Após análise da unidade 1 do LDP, Português: linguagens, 6º ano: língua portuguesa, podemos perceber que em alguns textos da unidade é possível motivar os alunos para o tema proposto. Segundo Cosson, é o início para o processo de letramento literário e consiste em preparar o aluno para entrar no texto. Porém, quanto à introdução, ou seja, apresentação do autor e da obra, o livro deixa muitas lacunas. A impressão que se tem é que os autores do livro selecionaram apenas alguns autores para fazer uma breve apresentação.

Nos casos de alguns textos, não é possível contemplar a leitura na sua totalidade pelos alunos, visto que há presença de reticências, como aquelas presentes em Peter Pan, do terceiro capítulo, estando em desacordo com o que afirma Cosson (2009, p. 26): ―Não é possível aceitar que a simples atividade de leitura seja considerada atividade escolar de leitura literária.‖.

Quanto aos exercícios de interpretação, podemos considerar que o uso de ilustrações sobre as histórias abordadas no livro, se bem exploradas pelo professor, podem contribuir para a sua compreensão. Algumas questões de interpretação de texto apresentam os aspectos dos textos literários, como acontece na abordagem dos contos; entretanto, muito se assemelham a fichas de leitura.

A reflexão que os alunos devem fazer sobre os textos é direcionada até atingir as conclusões prévias induzidas pelas questões e são atividades que podem ser consideradas cansativas. Caso não haja a intervenção do professor, o interesse dos alunos não será despertado, não se alcançando, destarte, o objetivo da interpretação sugerida por Cosson (2009, p. 64), que deixa claro ―[...] que a interpretação parte do entretecimento dos enunciados, que constituem as inferências, para chegar à construção do sentido do texto, dentro de um diálogo que envolve autor, leitor e comunidade.‖.

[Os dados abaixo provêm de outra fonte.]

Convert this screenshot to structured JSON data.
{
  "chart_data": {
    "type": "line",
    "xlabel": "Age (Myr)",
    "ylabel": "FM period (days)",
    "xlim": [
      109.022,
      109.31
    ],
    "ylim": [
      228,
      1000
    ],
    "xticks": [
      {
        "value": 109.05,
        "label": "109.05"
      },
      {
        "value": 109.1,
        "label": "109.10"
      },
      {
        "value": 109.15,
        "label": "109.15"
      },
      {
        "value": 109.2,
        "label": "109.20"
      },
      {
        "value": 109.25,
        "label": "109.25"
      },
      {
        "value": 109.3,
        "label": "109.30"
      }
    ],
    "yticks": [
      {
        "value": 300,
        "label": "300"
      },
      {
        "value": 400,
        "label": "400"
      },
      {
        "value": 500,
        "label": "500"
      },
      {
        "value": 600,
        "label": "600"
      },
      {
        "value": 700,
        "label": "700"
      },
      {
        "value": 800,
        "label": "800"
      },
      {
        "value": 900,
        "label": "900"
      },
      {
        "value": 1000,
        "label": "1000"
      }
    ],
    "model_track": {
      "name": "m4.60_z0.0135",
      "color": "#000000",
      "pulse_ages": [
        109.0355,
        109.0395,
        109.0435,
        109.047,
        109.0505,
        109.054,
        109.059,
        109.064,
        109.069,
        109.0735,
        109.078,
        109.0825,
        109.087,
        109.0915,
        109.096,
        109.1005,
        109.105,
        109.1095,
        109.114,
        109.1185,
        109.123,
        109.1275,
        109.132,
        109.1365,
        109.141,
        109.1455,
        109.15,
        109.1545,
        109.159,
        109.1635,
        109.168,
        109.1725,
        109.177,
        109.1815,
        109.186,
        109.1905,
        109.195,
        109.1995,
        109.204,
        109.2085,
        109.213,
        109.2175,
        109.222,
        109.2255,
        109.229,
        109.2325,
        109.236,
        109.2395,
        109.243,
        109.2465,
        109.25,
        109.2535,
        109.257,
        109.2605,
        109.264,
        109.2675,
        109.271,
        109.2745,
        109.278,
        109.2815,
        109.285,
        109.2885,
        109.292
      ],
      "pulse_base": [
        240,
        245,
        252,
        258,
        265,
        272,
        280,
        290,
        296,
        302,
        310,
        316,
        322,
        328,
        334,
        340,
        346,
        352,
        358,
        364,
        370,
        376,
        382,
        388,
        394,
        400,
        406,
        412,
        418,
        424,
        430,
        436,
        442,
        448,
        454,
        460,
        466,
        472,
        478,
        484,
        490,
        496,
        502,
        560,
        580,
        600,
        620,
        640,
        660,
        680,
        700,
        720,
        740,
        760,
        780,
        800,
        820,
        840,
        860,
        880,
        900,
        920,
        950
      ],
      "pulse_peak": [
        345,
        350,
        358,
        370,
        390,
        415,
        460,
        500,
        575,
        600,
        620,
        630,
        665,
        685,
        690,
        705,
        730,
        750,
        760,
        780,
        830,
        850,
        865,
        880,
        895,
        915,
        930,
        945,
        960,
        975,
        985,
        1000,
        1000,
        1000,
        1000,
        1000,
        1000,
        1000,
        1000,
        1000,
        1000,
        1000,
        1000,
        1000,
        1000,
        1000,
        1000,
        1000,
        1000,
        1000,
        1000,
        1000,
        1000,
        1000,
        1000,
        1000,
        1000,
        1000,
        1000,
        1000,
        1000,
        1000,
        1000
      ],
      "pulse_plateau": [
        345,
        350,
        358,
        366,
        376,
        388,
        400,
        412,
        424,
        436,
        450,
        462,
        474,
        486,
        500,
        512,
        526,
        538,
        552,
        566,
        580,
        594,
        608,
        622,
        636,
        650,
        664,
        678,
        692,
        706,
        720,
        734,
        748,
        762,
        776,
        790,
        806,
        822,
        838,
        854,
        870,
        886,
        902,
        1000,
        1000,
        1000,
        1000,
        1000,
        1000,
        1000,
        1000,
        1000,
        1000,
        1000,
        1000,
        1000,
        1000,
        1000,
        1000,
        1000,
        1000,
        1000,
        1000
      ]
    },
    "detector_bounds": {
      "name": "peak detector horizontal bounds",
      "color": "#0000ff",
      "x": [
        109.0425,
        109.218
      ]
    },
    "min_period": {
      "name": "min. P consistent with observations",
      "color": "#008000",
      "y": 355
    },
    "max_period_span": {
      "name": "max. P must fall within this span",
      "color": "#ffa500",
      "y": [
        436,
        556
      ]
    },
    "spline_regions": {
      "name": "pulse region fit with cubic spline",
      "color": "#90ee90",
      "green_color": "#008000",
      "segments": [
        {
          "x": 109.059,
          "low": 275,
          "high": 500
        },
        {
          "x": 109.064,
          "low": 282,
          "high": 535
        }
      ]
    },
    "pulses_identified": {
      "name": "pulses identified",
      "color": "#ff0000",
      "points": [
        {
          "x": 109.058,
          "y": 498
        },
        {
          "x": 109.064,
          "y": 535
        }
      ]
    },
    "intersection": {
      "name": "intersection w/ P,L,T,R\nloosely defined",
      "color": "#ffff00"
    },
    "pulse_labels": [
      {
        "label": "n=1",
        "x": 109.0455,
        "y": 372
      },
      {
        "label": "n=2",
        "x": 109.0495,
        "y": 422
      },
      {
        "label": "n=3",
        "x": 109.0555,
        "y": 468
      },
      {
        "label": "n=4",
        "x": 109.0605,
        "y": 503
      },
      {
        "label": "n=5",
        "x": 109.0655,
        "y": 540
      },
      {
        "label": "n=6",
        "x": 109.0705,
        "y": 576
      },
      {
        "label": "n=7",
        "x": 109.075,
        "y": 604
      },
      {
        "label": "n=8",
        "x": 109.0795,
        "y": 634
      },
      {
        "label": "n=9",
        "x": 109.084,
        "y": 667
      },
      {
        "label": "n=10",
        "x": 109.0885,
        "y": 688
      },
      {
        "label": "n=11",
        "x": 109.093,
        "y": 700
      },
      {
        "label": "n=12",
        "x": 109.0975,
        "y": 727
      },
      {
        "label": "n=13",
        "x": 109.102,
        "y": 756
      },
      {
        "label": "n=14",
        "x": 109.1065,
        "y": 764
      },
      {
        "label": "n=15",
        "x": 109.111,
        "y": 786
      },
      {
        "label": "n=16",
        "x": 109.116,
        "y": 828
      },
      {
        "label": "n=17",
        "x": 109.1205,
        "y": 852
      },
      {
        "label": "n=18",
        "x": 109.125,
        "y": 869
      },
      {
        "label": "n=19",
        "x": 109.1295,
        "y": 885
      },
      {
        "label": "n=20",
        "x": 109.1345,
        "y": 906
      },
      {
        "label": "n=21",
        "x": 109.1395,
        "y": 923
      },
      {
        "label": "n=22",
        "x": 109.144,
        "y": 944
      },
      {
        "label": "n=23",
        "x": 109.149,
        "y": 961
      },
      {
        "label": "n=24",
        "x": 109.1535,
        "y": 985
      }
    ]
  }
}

Sendo assim, podemos concluir que, após levantamento das atividades propostas na unidade 1 do LDP, é constatada a presença de textos literários nos três capítulos da unidade, encontrando-se, no terceiro capítulo e no Intervalo, atividades mais significativas para o manuseio da literatura. A unidade possui muitas atividades para habilidades de compreensão e interpretação. Algumas exploram os processos estéticos e literários dos textos, entretanto, na maioria das vezes, elas são utilizadas como justificativa para estudo de ortografia, gramática e aquisição de vocabulário.

A presença de fragmentos de textos desfigura o sentido da obra e, por vezes, estes servem apenas para uma simples leitura, o que tira a oportunidade do aluno conhecê-los na sua totalidade, conforme afirma a avaliação do Guia dos Livros Didáticos (GUIA..., 2010, p. 116, grifos dos autores): ―O trabalho com os textos literários precisa ser aprofundado com a indicação de novos textos e com atividades que contribuam mais efetivamente para a formação do leitor de literatura.‖.

Dessa forma, pela abordagem da unidade 1, depreendemos que o LDP é ineficiente para a formação do leitor literário e, em sua totalidade, não contempla as etapas de letramento literário propostas por Cosson.